J'aimerais commencer par rappeler les termes de ce traité. Il nous engageait : à nous concerter étroitement au seins des instances multilatérales et internationales ; à renforcer encore la coopération entre nos forces armées ; et enfin, à investir ensemble dans le domaine capacitaire.

Et qu'avons-nous fait depuis ? Je n'aurais ni la prétention, ni l'imprudence de dire « tout », mais je dirais que nous avons fait beaucoup, que nous faisons beaucoup et que nous ferons plus encore. Car ce n'est qu'à ce prix que nous pourrons véritablement renforcer la sécurité de l'Europe avec ses deux piliers : l'Europe de la défense et l'OTAN, tous deux indispensables.

Ce n'est qu'ensemble que la France et l'Allemagne seront en mesure d'agir sur la stabilité de notre voisinage. C'est la raison pour laquelle nos deux pays sont fortement engagés, ensemble, sur les grandes crises susceptibles d'affecter la sécurité de l'Europe. Je ne les citerai pas toutes, mais je tiens néanmoins à souligner quelques exemples qui montrent notre détermination commune à aborder ces problèmes ensemble.

Ces derniers mois, nos efforts conjoints ont notamment porté sur la relance du processus de paix dans le Donbass et nous pourrons envisager une nouvelle phase de dialogue entre l'Ukraine et la Russie avec la rencontre qui aura lieu à Berlin en mars 2020 dans la continuité de celui de Paris en décembre.

Au Sahel, l'engagement de nos deux pays se poursuit sur le terrain : c'est l'ambition du Partenariat pour la sécurité et la stabilité du Sahel, annoncé par le président de la République et la Chancelière fédérale lors du sommet du G7 à Biarritz, et qui s'intègre dans la coalition pour le Sahel que nous souhaitons lancer. Pour être plus efficace, la réponse à la menace terroriste au Sahel doit en effet être plus ciblée, mieux coordonnée, et savoir agir à la fois sur le plan opérationnel, sur le renforcement des capacités des forces armées locales, sur la gouvernance et sur le développement. Ce sont les quatre piliers de la coalition pour le Sahel. Et face à la dégradation de la situation sécuritaire, nos deux pays ne peuvent pas rester sourd à l'appel que nous lancent nos partenaires sahéliens. Nous y répondons, ensemble. C'est notre responsabilité.

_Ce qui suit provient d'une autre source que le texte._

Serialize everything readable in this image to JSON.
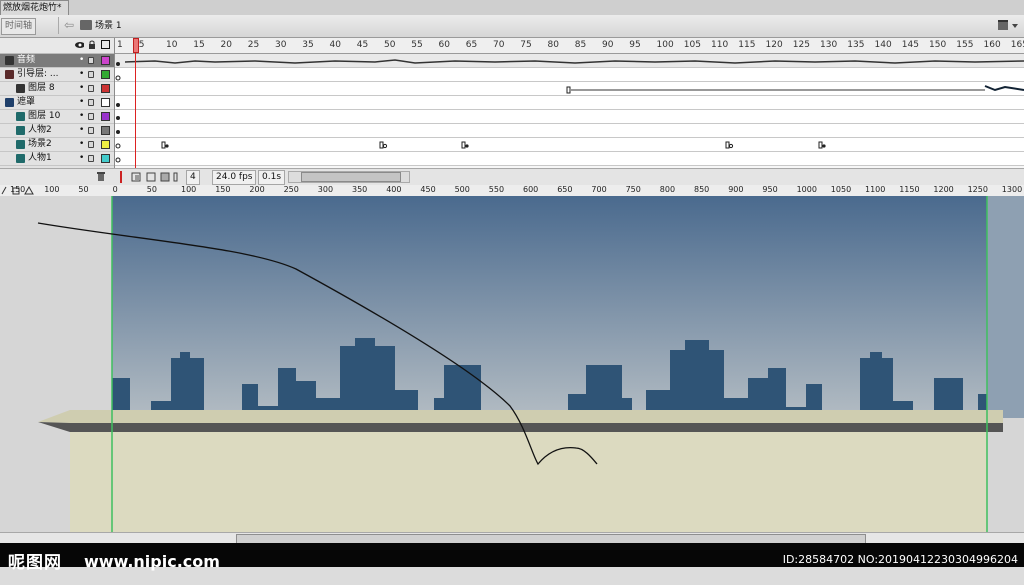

Au Levant, la France et l'Allemagne participent à la Coalition internationale contre Daech. Je tiens à profiter de cette occasion pour saluer la reprise des missions de reconnaissance et de ravitaillement en vol de la Luftwaffe aux côtés de l'armée de l'air française. Elles jouent un rôle déterminant dans la lutte contre le terrorisme.

Cette coordination stratégique que nous mettons en oeuvre sur les plans politique, diplomatique et opérationnel, doit se retrouver sur le plan capacitaire.

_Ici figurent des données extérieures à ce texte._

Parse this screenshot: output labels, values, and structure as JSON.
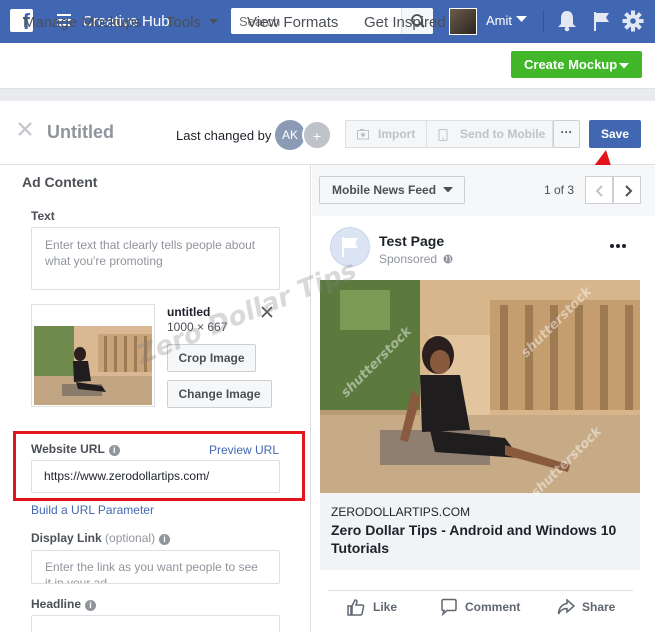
{
  "topbar": {
    "app_title": "Creative Hub",
    "search_placeholder": "Search",
    "user_name": "Amit"
  },
  "nav": {
    "items": [
      "Manage Mockups",
      "Tools",
      "View Formats",
      "Get Inspired"
    ],
    "create_button": "Create Mockup"
  },
  "editor": {
    "title": "Untitled",
    "last_changed_label": "Last changed by",
    "collaborator_initials": "AK",
    "add_collaborator": "+",
    "import_label": "Import",
    "send_to_mobile_label": "Send to Mobile",
    "more_label": "···",
    "save_label": "Save"
  },
  "ad_content": {
    "section_title": "Ad Content",
    "text_label": "Text",
    "text_placeholder": "Enter text that clearly tells people about what you're promoting",
    "image": {
      "name": "untitled",
      "dimensions": "1000 × 667",
      "crop_label": "Crop Image",
      "change_label": "Change Image"
    },
    "website_url_label": "Website URL",
    "preview_url_label": "Preview URL",
    "website_url_value": "https://www.zerodollartips.com/",
    "url_param_link": "Build a URL Parameter",
    "display_link_label": "Display Link",
    "display_link_optional": "(optional)",
    "display_link_placeholder": "Enter the link as you want people to see it in your ad",
    "headline_label": "Headline"
  },
  "preview": {
    "format_dropdown": "Mobile News Feed",
    "page_count": "1 of 3",
    "page_name": "Test Page",
    "sponsored": "Sponsored",
    "domain": "ZERODOLLARTIPS.COM",
    "headline": "Zero Dollar Tips - Android and Windows 10 Tutorials",
    "actions": [
      "Like",
      "Comment",
      "Share"
    ]
  },
  "watermark": {
    "text": "Zero Dollar Tips",
    "stock_mark": "shutterstock"
  },
  "colors": {
    "brand_blue": "#4267b2",
    "create_green": "#42b72a",
    "highlight_red": "#e3131b"
  }
}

Nous avons depuis 2017 un objectif extrêmement ambitieux : doter nos armées respectives de moyens de combat de nouvelle génération, dans le domaine terrestre et dans le domaine aérien. Il s'agit des projets – bien connus - de système de combat aérien du futur (FCAS) et du char de combat du futur (MGCS) qui verront le jour entre 2035 et 2040 - autrement dit, c'est demain.

Ces projets avancent bien : nous sommes engagés depuis début 2019 dans une étude d'architecture, qui va nous permettre de préciser les grandes dimensions du SCAF - dont le démonstrateur doit voler en 2026 - le nombre de drones d'accompagnement, le cloud de combat. Pour le char, une telle étude d'architecture devrait pouvoir être engagée très prochainement cette année.

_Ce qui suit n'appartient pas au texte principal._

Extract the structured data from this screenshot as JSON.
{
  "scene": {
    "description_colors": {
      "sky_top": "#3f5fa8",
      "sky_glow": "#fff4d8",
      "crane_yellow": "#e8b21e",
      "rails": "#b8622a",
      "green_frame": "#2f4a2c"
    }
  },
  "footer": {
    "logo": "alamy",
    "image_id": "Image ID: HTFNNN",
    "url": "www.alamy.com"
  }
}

Nous avons conçu ces projets selon des lignes directrices très claires : ces coopérations sont des coopérations entre égaux.

Pour autant, une coopération entre égaux ne veut pas dire une coopération sans pilote, où l'on mettrait de côté les compétences particulières qui ont été développées pendant des décennies des deux côtés du Rhin. Il faut capitaliser sur ces compétences existantes. Ces projets ont donc été conçus avec un partage industriel équilibré entre la France et l'Allemagne, que ce soit sur le SCAF ou sur le char.

Ces projets, ce sont bien sûr des équipements dont nos armées ont besoin, un besoin impérieux. Ce sont aussi des projets industriels, de dizaines de milliards d'euros, des dizaines de milliers d'emploi, avec des perspectives à l'exportation. Mais ce sont d'abord des projets politiques : et nous avons collectivement une responsabilité, c'est de construire cette Europe de la Défense que nos deux pays appellent de leurs voeux.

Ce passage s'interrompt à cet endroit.